- Cover art
- Developer: LiveMedia
- Publisher: Ubi Soft
- Platform: Game Boy Color
- Release: NA: September 15, 2000; UK: January 12, 2001;
- Genres: Sports, simulation
- Modes: Single-player, multiplayer

= O'Leary Manager 2000 =

2000 video game

O'Leary Manager 2000 is a football player-manager game developed by LiveMedia and published by Ubi Soft released in 2000 for the Game Boy Color. The player can choose whether they want to focus on the management side of football, play the matches themselves on the game's 2D match engine, or combine the two features for a more in-depth experience. It is endorsed by Irish football manager David O'Leary, who was managing English Premier League side Leeds United at the time of the game's release. The game was released as Guy Roux Manager 2000 in France, DSF Fußball Manager in Germany, Co Adriaanse Football Manager in the Netherlands and Barça Manager 2000 in Spain.

==Gameplay==

===Management===
The management side of O'Leary Manager 2000 is very comprehensive when compared to similar Game Boy Color games. The player can choose from 240 fully licensed teams from the top two leagues in England, France, Italy, Spain, Germany and the Netherlands to play as or manage, with each team having 16 players in their squad. There is also the option to promote a number of fictional youth team players. However, most of the youth team players are of low ability, so could only realistically be used for back-up when managing a decent quality team.

As with any football management game, the transfer market can play a key role in whether the team achieves success. The player's selected team starts with either 10.5m or 5.5m to spend, depending on whether they were in the first or second tier of their country's football hierarchy. The player can also recoup some money by selling players to other teams. This is done by first offering the footballer for sale at a chosen price, from which interested clubs would then place offers that the player may choose to accept. The values of footballers alternate greatly during the game, with the then Real Betis striker Denílson being the most expensive player at the start of the game. A bug in the game allows the player to gain a huge sum of money (around 70m) if the club goes into a certain amount of debt.

The club's board of directors give assessments as to how they think the club is progressing via a short statement visible at the menu screen. Other features available the menu screen include options to change the team line-up, formation and tactics.

Similarly, the player can decide what methods of training the team will undertake for the coming week. There is the option to "do training", which generally increase players' statistics (but at the risk of injuring them), or to concentrate on fitness training (which helps players stay fit and injured players to recover quicker). Alternatively, the manager may choose to skip training entirely for the week.

===Playing===

The playing side of the game is similar in style to Sensible Soccer and Kick Off; offering a 2D, top-down perspective on the match. It has been praised for this style, as it values successful gameplay more than impressive graphics.

It is relatively simple to play, with the D-pad used for moving the selected player, and the "A" and "B" buttons used to shoot and pass respectively. Holding the button down will increase shot power, but will decrease accuracy. The player can also apply curl to the ball by pressing left or right on the D-pad after the ball is hit. Pressing the "start" button allows playing a short replay of the previous action in slow motion or real-time match speed.

===Competitions===
In both player and manager roles, the chosen teams will participate in a number of competitions. This includes the domestic league (e.g. La Liga), where around 20–24 teams will compete through the year to gain the highest points total possible, therefore gaining the highest league position. Domestic cup competitions feature heavily as well, with teams from both leagues of the selected country competing in a knock-out competition. If a team achieves a high league position, they will enter European competitions. The top teams will enter the UEFA Champions League with a select number of teams below them entering the UEFA Cup.

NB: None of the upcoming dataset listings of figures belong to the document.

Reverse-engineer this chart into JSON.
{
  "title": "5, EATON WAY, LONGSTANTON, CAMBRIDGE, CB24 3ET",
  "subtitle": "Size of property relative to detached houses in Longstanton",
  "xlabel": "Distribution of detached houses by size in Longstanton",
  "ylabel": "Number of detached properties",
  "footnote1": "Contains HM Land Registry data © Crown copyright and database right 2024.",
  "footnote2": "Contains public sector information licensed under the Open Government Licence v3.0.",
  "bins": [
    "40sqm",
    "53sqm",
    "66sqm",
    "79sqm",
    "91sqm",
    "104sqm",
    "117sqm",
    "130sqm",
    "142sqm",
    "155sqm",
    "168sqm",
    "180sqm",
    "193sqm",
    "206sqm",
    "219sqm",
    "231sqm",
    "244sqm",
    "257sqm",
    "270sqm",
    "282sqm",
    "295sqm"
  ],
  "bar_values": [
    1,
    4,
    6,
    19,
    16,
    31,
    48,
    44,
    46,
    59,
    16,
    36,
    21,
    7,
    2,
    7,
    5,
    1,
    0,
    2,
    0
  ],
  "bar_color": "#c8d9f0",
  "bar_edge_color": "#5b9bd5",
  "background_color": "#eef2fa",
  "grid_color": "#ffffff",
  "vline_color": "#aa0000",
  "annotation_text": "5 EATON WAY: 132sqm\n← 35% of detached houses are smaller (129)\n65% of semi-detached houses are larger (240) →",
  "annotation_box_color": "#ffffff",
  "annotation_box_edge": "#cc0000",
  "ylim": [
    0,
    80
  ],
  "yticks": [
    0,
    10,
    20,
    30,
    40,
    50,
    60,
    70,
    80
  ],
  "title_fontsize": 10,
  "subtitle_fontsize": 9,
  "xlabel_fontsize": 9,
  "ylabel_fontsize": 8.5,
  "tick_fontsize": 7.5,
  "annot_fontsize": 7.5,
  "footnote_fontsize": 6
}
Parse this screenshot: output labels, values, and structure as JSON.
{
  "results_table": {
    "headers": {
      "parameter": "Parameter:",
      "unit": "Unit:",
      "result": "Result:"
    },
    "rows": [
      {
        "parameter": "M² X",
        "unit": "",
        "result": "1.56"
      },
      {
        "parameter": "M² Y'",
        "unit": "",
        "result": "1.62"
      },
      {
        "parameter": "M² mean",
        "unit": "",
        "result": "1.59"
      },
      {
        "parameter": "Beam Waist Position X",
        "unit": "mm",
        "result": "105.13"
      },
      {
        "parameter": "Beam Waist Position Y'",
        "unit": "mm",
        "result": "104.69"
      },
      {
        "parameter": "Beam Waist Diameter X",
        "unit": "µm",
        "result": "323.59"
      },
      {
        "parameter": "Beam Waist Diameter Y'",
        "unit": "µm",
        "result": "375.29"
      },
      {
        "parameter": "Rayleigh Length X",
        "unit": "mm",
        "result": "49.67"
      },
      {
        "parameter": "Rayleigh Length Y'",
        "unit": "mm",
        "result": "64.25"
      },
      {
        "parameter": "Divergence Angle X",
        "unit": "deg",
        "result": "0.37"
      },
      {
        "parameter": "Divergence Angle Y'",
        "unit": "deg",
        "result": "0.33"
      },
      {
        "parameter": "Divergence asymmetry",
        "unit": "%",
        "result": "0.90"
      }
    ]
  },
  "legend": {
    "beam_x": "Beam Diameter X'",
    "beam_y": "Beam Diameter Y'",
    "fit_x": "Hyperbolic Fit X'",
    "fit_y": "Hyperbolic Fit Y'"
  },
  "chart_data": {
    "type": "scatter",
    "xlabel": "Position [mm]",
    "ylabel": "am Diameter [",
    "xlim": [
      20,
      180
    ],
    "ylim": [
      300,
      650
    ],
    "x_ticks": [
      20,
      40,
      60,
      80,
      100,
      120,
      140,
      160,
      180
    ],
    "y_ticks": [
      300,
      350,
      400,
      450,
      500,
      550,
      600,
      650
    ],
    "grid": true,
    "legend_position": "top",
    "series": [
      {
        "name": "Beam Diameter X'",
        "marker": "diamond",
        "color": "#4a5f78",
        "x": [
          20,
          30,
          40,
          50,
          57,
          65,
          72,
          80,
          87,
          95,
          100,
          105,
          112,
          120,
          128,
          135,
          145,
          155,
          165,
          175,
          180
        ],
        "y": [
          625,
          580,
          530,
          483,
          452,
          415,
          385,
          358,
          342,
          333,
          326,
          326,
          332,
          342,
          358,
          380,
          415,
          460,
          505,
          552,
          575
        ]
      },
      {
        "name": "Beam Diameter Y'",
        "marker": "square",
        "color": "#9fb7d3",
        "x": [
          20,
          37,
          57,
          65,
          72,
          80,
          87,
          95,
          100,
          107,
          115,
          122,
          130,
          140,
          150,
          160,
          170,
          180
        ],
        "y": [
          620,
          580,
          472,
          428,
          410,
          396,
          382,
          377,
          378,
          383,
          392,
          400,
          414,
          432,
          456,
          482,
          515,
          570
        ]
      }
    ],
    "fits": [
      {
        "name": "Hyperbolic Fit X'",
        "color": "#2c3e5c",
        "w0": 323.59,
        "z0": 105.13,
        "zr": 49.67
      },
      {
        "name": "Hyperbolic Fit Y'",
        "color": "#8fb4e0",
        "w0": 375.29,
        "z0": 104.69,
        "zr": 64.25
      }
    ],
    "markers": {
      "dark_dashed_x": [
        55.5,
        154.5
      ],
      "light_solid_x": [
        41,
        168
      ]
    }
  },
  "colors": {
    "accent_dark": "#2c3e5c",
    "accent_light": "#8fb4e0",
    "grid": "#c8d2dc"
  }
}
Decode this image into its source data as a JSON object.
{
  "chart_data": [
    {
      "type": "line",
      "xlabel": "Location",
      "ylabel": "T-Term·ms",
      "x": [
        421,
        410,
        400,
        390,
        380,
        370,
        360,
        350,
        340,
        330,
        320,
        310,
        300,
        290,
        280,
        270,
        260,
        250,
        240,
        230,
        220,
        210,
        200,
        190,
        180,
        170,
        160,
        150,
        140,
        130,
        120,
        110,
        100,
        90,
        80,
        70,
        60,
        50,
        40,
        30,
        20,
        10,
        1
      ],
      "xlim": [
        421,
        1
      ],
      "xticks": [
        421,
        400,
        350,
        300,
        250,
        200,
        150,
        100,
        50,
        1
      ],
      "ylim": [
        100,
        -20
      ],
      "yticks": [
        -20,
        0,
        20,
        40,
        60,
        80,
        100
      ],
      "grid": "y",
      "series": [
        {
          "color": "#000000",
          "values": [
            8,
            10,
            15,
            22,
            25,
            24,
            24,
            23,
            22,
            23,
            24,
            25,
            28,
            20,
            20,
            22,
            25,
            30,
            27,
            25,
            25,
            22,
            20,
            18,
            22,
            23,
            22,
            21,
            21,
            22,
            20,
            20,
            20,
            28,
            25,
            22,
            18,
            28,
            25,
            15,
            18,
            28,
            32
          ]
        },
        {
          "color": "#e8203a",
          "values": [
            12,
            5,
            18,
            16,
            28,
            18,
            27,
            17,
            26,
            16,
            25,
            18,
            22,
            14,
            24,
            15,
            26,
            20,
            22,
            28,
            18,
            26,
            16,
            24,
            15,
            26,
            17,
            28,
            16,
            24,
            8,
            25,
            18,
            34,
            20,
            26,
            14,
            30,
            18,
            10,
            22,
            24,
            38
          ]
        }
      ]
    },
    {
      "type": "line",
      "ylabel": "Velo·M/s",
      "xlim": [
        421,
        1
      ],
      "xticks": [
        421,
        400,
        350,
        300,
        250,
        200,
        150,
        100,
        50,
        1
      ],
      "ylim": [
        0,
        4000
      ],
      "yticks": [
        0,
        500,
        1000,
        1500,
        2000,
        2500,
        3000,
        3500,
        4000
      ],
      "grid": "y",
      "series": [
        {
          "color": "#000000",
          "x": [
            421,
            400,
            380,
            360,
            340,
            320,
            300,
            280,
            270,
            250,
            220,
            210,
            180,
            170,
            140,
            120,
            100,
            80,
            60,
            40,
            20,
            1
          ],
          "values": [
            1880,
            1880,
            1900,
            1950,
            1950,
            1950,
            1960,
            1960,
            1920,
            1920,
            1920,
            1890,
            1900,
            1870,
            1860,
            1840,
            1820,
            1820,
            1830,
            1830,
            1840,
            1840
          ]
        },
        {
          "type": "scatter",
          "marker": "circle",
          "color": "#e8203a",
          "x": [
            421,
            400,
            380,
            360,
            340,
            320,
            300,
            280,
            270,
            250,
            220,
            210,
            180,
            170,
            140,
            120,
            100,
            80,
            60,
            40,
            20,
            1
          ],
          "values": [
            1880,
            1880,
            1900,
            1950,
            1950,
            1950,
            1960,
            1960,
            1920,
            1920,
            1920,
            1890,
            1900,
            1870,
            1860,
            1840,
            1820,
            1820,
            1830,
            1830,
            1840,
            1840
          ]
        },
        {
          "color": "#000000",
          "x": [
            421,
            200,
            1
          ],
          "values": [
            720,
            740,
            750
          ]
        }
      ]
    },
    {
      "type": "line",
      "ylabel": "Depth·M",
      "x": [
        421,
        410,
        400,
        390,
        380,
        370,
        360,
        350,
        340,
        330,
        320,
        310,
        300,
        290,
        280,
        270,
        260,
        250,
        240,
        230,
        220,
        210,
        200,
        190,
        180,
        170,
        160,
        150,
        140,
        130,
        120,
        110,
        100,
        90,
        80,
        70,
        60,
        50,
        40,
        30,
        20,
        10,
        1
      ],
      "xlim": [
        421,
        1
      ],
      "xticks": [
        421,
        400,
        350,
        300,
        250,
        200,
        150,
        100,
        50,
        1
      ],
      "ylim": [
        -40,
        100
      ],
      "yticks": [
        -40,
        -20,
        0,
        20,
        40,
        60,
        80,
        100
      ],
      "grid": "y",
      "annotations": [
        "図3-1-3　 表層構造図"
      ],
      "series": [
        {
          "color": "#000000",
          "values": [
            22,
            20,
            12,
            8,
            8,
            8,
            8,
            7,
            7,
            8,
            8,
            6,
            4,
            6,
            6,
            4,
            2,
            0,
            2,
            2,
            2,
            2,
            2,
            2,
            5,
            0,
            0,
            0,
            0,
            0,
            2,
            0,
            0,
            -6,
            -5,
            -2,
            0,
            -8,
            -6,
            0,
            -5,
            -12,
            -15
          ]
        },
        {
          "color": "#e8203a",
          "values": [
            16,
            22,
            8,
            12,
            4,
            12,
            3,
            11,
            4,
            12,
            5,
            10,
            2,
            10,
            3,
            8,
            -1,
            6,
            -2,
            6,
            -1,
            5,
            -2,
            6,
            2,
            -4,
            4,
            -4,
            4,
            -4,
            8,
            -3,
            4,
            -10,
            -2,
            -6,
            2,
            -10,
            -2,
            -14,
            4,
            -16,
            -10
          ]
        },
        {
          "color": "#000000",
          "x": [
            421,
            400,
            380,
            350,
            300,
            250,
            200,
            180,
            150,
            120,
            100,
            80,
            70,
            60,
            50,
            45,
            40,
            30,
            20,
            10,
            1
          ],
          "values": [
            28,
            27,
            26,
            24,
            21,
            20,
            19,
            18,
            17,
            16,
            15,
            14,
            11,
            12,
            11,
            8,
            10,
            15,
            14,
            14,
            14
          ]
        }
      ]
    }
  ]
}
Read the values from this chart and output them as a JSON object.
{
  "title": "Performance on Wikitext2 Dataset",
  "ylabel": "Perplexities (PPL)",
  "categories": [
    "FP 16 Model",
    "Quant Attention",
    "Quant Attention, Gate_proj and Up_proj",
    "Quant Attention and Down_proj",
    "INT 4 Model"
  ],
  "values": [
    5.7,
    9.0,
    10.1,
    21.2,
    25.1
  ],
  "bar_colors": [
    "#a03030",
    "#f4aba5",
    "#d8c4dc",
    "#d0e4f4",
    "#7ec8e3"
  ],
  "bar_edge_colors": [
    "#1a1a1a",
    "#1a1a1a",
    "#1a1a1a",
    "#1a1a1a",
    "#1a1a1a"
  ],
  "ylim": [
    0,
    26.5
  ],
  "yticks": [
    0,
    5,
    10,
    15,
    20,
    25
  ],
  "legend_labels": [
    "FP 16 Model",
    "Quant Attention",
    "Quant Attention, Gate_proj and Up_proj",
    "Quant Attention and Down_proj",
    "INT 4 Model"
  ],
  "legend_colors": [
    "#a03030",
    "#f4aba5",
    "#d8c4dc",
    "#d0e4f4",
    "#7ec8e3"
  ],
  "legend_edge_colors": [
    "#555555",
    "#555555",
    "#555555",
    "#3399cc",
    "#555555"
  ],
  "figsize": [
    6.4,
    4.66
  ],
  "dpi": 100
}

Although the cup competitions in O'Leary Manager 2000 are not officially licensed (i.e. "Domestic Cup" instead of "FA Cup and "Euro Cup" instead of "UEFA Champions League"), they follow the same rules and structure of the competitions they represent.

===Multiplayer===
O'Leary Manager 2000 allows the player to compete in a one-off match against another person, either as a player, a manager or both. This is done by connected both Game Boys together using a Game Link cable, as long as both users have the game's cartridge installed.

==Development==
The game was developed by Oxford-based LiveMedia UK Ltd, with the playing mode using an updated version of the Total Soccer engine from the same studio.

==Reception==

The game received largely positive reviews.

It was scored as 92% in Game Boy Official Magazine, with the review describing it as "class on grass" and the "only game you'll ever need....for action packed football on the go". It received a 9/10 in GAME - The Game Boy Color Magazine, with the review praising both the management and match play modes as "comprehensive". 64 Magazine's Mike Richardson praised the playing mode as reminiscent of a "handheld version of Sensible Soccer", awarding a score of 90%.

In a 2014 retrospective review, Mikey Traynor of Balls.ie called O'Leary Manager 2000 "a great game, and one that should be played by far more people." It has been described as "easily the best football game on Game Boy".